-
Pay attention that the directory of data(named "data") should be placed in the same directory as .sh and .py files, and it should contain four files, namely
sst_train.csv,sst_test.csv,yelp_train.csv,yelp_test.csv. -
The structure of working directory should be:
-main.py
-model.py
-config.py
-cleandata.py
-utils.py
-run.sh
-data
|----sst_train.csv
|----sst_test.csv
|----yelp_train.csv
|----yelp_test.csv
main.py contains the main routine of the procedure, which includes loading data, pre-processing data, training model and evaluation.
model.py contains the DIY model, and many sub-functions defined in it.
config.py contains the operation of getting options by using argparse.ArgumentParser. --dataset and --alpha could be defined by users in shell.
cleandata.py contains functions of doing data pre-processing.
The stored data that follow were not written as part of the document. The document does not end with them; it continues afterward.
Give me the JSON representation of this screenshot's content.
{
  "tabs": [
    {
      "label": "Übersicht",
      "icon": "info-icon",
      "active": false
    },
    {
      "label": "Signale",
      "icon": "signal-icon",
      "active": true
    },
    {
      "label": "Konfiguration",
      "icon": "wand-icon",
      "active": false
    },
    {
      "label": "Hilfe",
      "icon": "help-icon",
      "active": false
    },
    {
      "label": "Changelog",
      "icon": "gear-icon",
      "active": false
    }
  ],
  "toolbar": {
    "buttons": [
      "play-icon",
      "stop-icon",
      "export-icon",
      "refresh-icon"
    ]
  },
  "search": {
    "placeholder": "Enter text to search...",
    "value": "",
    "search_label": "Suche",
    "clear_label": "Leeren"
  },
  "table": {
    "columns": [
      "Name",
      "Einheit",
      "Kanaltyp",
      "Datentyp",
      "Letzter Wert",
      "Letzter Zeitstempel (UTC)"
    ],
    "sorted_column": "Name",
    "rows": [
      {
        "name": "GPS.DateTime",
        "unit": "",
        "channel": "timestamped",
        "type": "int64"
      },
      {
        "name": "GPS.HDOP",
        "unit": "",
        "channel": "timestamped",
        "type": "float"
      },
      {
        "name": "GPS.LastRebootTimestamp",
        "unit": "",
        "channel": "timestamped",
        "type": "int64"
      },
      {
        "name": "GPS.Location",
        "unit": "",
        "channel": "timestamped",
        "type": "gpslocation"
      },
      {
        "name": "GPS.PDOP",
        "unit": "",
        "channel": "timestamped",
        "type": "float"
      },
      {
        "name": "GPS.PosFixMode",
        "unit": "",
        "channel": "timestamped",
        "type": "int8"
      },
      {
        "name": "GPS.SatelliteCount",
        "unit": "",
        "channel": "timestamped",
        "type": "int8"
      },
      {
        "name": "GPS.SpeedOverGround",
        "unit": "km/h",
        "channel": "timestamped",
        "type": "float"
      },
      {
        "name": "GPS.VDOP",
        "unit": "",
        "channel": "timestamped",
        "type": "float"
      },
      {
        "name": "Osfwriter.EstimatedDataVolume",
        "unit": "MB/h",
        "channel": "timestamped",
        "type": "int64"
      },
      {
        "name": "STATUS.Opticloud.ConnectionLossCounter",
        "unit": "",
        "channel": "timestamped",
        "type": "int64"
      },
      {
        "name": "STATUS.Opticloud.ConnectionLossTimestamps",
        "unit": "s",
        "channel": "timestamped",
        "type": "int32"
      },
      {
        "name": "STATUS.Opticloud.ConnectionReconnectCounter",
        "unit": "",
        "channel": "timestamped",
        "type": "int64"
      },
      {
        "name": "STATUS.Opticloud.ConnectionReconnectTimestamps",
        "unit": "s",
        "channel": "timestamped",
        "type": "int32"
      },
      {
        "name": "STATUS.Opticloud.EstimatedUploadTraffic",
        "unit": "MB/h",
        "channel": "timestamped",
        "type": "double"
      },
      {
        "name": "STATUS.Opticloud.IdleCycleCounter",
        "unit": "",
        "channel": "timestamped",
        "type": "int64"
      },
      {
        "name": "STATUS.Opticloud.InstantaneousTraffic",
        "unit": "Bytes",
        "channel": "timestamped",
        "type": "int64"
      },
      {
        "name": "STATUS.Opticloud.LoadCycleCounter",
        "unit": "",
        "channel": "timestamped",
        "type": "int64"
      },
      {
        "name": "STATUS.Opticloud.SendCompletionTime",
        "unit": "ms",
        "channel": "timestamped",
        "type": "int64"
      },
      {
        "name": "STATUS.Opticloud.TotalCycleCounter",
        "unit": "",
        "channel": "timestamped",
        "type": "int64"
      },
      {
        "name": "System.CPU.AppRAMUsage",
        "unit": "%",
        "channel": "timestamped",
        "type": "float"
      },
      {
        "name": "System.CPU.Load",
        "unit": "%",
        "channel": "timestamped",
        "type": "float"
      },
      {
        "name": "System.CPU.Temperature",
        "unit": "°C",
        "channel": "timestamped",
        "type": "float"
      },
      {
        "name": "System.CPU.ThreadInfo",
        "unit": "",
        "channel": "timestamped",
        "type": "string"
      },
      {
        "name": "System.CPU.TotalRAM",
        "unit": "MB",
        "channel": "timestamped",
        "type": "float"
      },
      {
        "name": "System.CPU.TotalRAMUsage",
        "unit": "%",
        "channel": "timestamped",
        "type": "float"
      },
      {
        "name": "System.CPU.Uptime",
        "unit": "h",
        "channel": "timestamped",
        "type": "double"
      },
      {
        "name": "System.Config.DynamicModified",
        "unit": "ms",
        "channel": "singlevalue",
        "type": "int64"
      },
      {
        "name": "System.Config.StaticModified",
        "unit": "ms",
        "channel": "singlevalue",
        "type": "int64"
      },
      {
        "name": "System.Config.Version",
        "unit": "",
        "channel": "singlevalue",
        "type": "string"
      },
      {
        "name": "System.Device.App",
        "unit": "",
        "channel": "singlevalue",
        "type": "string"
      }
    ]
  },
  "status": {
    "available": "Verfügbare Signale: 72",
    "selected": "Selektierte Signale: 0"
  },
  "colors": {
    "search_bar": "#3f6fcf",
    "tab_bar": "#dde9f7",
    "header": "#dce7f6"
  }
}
utils.py defines metrics and other basic functions.
Python 3.8.9(64-bit)
NLTK 3.5
numpy 1.20.2
Please run the shell to check the program by typing as follows:
- If you are MAC user, then:
bash run_mac.sh {sst, yelp}
- Otherwise:
bash run.sh {sst, yelp}
The argument(chosen dataset) for .sh file will be passed to the program. By default, it'll run on sst-5.